An illustration by Harrison Weir of ducks in quiet repose, that accompanied the original article in the British Workman.

“Cat and her Companions”, from the Nov. 1867 issue of  the “Children’s Friend”. Also published in Mary Howitt’s “Our Four-Footed Friends”.

In business and general daily life I have endeavoured to keep to the one great principle that should help to success, and that is punctuality. Never to promise but with the intention of performing. On my fiftieth birthday  a few friends kindly gave me their presence at dinner, and the late Mr. John Knight speaking at that event said, that “during  all the years that I had worked for the BRITISH WORKMAN, etc., etc., I had never broken my promise as to time of delivery.” I mention this for the reason that nowadays promises are hastily made and also far more seldom fulfilled than they should be. The neglect of this great element of success, in my poor opinion, is a growing evil.

Proverbs, “wise saws, and modern instances” have always had a peculiar charm for me, and many is the time that they have turned my “doings” to a good account. If in haste to conclude a purchase or an agreement, there has been an indescribable something that has said mentally, “Look before you leap.”  So much I am persuaded of the value of proverbial philosophy that I have a large collection,  and these are some of my reasoning guides:-

“Be thou familiar, but by no means vulgar.”

“How far that little candle throws its beams, so shines a good deed in a naughty world.”

“Enough is as good as a feast.”

“Be temperate in all things.”

“He that hath most, most wanteth.”

“He doth much that doth a thing well.”

“He that would have the fruit, must climb the tree.”

“If a man break his word once, it is once too much.”

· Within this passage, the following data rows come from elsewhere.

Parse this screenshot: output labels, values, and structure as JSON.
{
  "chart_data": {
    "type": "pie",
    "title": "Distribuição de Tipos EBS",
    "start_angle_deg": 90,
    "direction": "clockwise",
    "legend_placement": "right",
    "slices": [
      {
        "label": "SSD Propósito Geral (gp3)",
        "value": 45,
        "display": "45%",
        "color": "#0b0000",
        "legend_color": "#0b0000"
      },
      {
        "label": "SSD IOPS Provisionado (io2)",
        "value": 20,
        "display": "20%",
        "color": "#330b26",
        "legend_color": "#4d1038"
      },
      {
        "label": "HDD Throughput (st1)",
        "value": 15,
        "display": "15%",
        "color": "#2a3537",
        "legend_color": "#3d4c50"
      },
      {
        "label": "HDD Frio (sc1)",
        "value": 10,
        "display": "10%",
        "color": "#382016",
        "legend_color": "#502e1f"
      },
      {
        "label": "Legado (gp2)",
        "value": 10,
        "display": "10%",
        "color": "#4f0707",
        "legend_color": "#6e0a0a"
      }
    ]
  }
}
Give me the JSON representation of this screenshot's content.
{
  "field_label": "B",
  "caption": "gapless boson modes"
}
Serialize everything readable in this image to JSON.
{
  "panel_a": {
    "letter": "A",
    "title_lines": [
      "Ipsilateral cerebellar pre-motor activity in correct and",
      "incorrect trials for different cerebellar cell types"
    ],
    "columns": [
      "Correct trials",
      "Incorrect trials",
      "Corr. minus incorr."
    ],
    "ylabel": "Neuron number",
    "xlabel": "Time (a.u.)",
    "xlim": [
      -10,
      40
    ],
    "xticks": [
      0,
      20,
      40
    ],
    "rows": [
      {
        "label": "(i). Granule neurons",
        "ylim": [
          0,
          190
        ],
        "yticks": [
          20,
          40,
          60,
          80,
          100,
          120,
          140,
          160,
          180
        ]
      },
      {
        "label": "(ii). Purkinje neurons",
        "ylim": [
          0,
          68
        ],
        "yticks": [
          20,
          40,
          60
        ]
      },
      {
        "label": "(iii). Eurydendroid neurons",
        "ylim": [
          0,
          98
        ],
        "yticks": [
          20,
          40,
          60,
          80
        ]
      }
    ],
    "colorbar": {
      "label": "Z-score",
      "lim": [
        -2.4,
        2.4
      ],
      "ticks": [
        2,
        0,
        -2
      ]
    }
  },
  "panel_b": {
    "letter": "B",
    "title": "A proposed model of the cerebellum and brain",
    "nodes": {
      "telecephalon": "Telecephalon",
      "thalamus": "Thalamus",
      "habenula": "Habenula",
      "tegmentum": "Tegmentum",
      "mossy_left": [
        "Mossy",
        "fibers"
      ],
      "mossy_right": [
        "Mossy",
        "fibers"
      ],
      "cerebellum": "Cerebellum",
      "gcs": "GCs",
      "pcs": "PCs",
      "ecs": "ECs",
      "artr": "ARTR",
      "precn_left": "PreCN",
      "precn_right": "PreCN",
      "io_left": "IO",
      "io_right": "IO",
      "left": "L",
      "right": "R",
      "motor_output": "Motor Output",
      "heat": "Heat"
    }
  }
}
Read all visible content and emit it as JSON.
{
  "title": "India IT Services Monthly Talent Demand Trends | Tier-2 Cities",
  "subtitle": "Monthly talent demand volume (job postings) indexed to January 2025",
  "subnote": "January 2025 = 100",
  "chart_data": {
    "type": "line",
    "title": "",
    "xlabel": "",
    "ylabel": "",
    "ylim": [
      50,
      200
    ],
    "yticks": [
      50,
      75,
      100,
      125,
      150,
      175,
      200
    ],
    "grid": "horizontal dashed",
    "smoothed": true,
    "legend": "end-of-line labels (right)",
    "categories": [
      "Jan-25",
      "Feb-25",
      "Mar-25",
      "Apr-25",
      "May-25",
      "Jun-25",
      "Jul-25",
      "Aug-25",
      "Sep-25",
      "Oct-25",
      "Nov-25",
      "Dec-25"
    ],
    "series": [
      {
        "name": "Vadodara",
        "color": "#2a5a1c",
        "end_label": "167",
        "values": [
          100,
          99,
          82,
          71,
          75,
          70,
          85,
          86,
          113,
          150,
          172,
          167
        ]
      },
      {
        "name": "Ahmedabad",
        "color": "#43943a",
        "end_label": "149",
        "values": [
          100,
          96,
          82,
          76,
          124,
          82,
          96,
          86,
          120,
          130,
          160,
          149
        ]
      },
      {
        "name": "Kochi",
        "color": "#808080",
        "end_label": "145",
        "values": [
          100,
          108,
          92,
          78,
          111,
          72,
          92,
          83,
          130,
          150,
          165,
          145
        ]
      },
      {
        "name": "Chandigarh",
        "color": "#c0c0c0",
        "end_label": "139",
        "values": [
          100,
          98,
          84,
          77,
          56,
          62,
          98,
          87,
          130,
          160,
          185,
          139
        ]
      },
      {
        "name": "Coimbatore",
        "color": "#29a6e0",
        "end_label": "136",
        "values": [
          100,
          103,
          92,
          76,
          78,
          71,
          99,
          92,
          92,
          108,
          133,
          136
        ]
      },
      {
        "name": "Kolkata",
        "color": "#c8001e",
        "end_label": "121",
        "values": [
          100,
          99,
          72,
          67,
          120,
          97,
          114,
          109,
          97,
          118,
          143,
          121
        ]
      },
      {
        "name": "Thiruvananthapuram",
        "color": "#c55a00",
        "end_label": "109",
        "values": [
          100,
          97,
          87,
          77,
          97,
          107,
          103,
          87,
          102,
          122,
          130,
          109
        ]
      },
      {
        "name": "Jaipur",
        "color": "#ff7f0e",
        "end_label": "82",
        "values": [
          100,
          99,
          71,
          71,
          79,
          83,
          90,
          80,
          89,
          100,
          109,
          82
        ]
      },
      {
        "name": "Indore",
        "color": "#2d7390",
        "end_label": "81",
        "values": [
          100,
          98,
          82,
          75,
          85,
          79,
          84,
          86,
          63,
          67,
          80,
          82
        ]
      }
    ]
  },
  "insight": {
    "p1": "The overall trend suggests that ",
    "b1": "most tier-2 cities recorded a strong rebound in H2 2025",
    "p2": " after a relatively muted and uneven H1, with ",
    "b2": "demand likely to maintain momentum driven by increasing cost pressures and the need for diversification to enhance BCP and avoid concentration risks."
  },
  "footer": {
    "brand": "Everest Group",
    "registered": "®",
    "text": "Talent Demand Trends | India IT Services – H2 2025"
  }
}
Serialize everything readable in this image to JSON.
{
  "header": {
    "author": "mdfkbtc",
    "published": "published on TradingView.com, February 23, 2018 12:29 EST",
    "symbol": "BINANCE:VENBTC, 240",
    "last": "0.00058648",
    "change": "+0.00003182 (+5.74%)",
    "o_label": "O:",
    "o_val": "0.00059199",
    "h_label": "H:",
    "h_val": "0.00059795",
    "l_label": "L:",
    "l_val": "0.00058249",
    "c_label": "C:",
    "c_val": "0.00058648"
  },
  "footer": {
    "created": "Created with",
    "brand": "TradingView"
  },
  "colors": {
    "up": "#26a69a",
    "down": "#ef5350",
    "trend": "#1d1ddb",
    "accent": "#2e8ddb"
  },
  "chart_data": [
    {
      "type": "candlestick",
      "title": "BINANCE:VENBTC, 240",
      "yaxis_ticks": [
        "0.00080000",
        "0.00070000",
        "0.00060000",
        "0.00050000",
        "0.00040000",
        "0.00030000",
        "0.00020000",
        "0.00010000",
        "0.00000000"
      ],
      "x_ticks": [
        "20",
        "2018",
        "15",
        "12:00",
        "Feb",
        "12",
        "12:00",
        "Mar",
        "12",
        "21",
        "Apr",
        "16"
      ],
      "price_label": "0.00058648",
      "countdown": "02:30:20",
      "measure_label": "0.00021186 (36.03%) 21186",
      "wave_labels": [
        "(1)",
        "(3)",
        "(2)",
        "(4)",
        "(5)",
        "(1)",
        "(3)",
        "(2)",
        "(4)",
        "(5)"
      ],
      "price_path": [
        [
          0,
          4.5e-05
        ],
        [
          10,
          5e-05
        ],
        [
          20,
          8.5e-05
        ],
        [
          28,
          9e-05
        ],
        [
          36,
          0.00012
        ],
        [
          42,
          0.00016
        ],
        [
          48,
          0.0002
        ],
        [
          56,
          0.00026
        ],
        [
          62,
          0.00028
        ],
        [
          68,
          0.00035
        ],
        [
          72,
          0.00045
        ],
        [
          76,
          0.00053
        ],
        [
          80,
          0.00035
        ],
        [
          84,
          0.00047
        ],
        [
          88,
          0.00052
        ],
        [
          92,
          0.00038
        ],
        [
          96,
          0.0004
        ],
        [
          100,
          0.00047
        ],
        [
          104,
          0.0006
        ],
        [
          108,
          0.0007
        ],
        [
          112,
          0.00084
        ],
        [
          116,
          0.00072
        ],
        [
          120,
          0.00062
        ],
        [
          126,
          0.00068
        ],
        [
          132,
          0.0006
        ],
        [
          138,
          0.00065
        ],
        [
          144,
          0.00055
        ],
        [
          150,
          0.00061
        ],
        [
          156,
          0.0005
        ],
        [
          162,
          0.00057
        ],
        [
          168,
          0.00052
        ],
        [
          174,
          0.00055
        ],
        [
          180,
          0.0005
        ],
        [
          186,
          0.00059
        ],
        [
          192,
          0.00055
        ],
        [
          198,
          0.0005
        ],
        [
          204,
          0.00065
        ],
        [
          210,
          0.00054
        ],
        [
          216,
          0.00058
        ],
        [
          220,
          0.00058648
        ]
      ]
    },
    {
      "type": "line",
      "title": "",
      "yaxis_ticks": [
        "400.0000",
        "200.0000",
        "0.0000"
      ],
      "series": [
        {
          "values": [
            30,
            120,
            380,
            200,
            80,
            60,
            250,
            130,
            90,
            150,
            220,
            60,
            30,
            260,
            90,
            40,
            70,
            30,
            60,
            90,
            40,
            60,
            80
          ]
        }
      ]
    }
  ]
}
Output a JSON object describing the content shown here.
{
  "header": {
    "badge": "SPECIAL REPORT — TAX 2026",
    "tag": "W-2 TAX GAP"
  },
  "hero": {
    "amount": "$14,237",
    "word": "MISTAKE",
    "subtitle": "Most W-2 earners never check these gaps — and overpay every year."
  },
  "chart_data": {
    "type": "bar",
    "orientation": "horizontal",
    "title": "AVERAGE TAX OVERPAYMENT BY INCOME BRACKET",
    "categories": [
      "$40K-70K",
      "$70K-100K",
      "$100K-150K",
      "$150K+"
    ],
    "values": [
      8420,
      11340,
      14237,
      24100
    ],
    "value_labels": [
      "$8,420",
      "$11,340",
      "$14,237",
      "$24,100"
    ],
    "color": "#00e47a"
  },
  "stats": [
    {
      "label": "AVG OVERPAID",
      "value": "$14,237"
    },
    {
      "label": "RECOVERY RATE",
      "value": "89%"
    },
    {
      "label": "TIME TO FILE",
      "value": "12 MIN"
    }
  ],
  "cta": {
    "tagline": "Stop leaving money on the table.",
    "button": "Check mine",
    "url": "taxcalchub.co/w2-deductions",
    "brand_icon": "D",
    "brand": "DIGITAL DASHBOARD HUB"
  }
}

“The idle are hard worked.”

“Friends are the nearest relations.”

“Nothing is ours but time.”

And, as final quotation, like the foregoing, all of which I hope my fellow-workmen  will profit by and which, in my case, old age has realized: “Past labour is pleasant.”

P.S. – noting that both animals and birds rest, dose or sleep a short time after feeding, for many years I have done so after my mid-day meal. Besides being a break in the work-time this aids digestion materially and so is helpful. I must also mention that winter or summer I never wear an overcoat, a waistcoat or a necktie, and to this, I believe, I owe my immunity from what are commonly called “colds.”  But I have a horror of draughts, little or great.